Identification of a CE-SDS shoulder peak as disulfide-linked fragments from common CH2 cleavages in IgGs and IgG-like bispecific antibodies

Autor: Greg Kilby, Yang Jiao, Xiaoyu Chen, Mingyan Cao, Conner Parthemore, Alan K. Hunter, Jiao Ma, Samuel Korman
Rok vydání: 2021
Předmět:
Zdroj: mAbs
article-version (VoR) Version of Record
ISSN: 1942-0870
1942-0862
Popis: Fragmentation is a well-characterized degradation pathway of therapeutic antibodies and is usually monitored by capillary electrophoresis–sodium dodecyl sulfate (CE-SDS). Although fragments due to cleavage in CH2 domains linked by intrachain disulfide bonds are common and can be detected by reduced reversed-phase – liquid chromatography mass spectrometry (RP-LCMS) and reduced CE-SDS methods, their separation in nonreduced CE-SDS (nrCE-SDS) has not been reported but speculated as comigrating with intact IgG. A shoulder peak in nrCE-SDS was observed in the stability samples of an IgG-like bispecific antibody and was determined to be mainly caused by fragments from clipping at the C-terminus of leucine (L)306 or L309 (EU numbering) in the CH2 domain of both heavy chains (HCs) and, to a lesser degree, at the C-terminus of L182 in the CH1 domain of the knob HC. Subunit LCMS analysis verified that the crystallizable fragment contained variants with one or multiple mass additions of ~18 Da due to clipping.

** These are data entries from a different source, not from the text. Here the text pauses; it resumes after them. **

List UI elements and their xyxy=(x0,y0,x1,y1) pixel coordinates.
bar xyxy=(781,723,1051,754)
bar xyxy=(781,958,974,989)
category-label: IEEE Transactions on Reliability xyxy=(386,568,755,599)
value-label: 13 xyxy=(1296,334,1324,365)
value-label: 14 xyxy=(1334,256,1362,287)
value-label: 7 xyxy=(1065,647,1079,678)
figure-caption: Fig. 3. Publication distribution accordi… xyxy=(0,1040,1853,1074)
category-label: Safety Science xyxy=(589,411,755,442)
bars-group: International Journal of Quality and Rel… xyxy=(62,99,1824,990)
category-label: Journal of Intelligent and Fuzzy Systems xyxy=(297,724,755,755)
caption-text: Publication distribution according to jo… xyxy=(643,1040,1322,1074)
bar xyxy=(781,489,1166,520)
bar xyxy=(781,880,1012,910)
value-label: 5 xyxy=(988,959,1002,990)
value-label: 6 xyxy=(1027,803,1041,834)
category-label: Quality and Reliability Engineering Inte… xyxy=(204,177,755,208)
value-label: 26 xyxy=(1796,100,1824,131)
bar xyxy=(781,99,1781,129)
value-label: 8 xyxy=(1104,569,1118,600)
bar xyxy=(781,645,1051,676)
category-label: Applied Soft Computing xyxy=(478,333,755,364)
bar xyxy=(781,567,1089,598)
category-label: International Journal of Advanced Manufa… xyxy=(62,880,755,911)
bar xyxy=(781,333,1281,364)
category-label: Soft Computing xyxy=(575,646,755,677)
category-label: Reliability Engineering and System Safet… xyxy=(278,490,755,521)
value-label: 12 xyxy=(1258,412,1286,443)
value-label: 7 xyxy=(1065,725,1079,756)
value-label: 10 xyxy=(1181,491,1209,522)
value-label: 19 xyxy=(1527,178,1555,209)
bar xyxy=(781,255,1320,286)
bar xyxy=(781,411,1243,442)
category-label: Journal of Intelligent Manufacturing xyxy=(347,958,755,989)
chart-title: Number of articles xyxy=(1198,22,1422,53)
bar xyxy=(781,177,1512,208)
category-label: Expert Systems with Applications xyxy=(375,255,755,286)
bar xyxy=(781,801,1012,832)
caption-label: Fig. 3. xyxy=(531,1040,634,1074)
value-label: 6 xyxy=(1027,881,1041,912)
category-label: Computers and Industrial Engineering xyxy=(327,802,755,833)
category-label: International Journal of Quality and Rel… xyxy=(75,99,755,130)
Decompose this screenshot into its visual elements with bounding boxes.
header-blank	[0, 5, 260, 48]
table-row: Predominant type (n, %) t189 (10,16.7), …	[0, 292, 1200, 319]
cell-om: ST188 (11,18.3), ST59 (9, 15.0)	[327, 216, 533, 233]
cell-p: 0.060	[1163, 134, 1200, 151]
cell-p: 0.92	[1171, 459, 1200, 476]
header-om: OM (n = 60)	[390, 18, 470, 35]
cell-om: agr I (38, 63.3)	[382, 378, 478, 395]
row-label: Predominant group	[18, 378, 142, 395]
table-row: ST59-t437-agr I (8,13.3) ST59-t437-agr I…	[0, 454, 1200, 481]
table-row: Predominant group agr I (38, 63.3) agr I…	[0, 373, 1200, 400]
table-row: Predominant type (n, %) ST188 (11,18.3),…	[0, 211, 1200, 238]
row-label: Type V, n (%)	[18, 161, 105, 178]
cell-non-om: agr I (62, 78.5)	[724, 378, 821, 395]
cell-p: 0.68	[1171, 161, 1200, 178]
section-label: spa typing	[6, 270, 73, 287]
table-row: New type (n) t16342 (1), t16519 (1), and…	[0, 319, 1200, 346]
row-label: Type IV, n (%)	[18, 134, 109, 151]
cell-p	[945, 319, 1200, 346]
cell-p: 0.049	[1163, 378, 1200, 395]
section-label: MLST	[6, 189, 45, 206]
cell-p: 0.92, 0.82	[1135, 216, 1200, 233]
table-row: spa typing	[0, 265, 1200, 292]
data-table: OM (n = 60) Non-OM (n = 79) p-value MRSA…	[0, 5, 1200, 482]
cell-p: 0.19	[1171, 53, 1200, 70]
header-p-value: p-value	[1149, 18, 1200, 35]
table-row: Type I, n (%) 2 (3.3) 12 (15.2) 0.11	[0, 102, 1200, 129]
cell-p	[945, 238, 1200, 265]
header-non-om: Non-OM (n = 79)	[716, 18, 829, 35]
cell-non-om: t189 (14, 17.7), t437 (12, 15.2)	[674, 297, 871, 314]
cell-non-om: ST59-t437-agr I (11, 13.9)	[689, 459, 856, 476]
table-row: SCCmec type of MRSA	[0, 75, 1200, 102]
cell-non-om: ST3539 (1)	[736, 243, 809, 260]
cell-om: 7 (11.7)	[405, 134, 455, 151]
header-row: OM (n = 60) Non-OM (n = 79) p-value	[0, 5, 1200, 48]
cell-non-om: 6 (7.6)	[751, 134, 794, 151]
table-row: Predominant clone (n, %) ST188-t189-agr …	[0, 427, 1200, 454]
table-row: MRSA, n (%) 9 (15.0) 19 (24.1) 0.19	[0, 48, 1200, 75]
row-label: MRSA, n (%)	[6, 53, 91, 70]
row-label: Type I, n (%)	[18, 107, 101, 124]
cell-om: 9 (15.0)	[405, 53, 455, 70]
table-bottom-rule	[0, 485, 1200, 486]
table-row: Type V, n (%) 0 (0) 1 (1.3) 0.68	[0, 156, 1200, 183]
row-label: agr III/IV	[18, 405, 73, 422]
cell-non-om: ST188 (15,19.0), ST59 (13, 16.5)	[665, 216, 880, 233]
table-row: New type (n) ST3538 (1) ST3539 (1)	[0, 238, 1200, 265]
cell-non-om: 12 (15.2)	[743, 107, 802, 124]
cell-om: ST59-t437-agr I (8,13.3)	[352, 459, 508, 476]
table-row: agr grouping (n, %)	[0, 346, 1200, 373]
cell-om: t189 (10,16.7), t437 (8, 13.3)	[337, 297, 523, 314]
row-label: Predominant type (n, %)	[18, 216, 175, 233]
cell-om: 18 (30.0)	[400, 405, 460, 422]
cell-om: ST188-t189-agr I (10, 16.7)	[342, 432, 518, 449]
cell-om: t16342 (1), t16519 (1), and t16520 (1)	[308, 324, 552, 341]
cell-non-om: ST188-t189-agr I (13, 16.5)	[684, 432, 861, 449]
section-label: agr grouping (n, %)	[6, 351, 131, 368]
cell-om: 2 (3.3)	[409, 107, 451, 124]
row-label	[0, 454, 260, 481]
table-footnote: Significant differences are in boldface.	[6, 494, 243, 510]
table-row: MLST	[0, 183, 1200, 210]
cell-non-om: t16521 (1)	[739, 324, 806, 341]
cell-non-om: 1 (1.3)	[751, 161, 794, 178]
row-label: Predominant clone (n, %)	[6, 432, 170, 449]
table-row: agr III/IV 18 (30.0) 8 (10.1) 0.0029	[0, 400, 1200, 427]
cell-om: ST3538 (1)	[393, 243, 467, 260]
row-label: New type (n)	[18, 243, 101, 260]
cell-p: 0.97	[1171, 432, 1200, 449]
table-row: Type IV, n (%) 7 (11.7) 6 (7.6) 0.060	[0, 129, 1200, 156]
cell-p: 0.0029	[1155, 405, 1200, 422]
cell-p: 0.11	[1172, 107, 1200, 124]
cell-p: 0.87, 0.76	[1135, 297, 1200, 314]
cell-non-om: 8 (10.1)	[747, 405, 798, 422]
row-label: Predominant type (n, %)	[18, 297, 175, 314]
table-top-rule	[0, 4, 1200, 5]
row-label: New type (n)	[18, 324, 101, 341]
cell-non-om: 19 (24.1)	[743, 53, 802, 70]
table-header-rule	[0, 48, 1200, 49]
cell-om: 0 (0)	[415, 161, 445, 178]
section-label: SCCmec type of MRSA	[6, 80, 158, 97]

Further investigation revealed that CH2 clippings at L306 and L309 were largely due to proteolytic activity, and cleavages were present at various levels in all in-house IgG1 and IgG4 molecules studied. Our study shows that CH2 domain cleavages, with complementary fragments still linked by intrachain disulfide, can be electrophoretically resolved as a front shoulder of the main peak in nrCE-SDS. Given the high occurrence of CH2 cleavages in antibodies, these findings will have broad applicability and could help manufacturers of therapeutic antibodies in process improvement, product characterization, investigations, formulation stability, and stability comparability studies.